Corporate tax executives cited management of the effective tax rate and taxation of international operations as their top two business tax concerns in 2009, according to a new survey.

The United States currently has the second-highest statutory corporate tax rate, a significant concern for domestic-based businesses competing with foreign competitors. However, while respondents overwhelmingly believe that there is a need for a comprehensive overhaul of the current tax structure, less than 2 percent believe that it is likely in the coming year.

While the statutory corporate tax rate is comparatively high in the U.S., businesses typically take advantage of various tax breaks to reduce their effective tax rate.
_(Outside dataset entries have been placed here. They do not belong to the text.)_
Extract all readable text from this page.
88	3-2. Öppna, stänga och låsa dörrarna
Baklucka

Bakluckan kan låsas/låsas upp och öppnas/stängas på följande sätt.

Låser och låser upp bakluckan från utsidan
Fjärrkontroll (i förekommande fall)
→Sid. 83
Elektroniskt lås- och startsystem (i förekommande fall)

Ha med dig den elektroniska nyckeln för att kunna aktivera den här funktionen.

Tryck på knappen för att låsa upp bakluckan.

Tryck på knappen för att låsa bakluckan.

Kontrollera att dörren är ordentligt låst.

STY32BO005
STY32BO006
Many companies are also expected to declare a loss this year due to the recession, which will leave them owing no taxes.

In January, the law firm Miller & Chevalier distributed the survey via e-mail to corporate tax executives at large U.S.-based and foreign-based multinational corporations and major trade associations; 178 respondents completed the survey.

Ninety-five percent of the respondents think economic stimulus will be a tax policy priority of the Obama administration, while 71 percent think middle-class tax cuts will be a priority and 31 percent think energy legislation will be a priority.
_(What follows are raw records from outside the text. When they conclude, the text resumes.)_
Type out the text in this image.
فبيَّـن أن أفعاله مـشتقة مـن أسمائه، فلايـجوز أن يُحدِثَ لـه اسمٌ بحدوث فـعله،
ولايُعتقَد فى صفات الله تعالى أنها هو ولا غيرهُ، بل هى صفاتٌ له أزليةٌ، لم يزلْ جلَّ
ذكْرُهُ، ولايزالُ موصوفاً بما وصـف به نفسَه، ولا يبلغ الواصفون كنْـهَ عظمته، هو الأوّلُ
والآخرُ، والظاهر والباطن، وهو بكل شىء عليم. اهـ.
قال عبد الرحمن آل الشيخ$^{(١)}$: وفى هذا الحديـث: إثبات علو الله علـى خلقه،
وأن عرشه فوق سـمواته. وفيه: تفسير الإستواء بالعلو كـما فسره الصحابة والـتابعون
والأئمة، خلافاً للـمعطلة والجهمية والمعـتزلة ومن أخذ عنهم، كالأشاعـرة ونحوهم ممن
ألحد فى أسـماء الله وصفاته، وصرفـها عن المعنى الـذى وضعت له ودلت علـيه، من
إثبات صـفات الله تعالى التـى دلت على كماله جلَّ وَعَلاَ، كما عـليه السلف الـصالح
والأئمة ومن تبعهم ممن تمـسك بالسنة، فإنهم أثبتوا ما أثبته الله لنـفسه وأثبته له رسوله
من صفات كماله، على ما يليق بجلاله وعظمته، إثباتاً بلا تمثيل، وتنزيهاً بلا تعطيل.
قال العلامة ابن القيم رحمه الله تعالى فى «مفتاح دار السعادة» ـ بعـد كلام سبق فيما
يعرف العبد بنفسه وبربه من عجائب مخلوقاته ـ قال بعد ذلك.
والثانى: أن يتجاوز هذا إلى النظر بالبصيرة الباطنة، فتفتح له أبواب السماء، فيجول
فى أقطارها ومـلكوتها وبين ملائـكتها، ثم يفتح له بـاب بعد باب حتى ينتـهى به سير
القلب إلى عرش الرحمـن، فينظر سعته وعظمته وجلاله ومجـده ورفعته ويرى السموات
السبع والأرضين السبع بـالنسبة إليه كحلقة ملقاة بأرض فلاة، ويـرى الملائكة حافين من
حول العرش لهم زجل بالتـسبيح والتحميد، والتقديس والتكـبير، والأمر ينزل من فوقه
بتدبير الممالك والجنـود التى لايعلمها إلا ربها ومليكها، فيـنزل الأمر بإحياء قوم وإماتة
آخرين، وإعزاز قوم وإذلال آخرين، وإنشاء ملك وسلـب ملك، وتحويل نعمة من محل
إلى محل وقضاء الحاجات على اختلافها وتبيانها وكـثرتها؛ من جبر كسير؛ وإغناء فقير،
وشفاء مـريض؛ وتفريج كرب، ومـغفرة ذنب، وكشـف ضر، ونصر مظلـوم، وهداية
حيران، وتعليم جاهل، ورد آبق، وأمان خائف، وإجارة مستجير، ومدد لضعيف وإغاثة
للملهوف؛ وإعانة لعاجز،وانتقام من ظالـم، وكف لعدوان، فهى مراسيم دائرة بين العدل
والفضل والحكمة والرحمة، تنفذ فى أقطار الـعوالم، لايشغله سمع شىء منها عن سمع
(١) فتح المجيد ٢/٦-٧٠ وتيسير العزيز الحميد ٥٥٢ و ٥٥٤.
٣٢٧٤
The respondents overwhelmingly believe that there is a need for a comprehensive overhaul of the current tax structure, but only 2 percent think such reform is likely in the coming year.

The tax legislation that respondents believe is most likely to be enacted this year includes economic stimulus legislation (97 percent), a one-year Alternative Minimum Tax patch (72 percent) and a one-year “tax extenders” package (62 percent). The Senate has already added the one-year AMT patch to its version of the economic stimulus bill.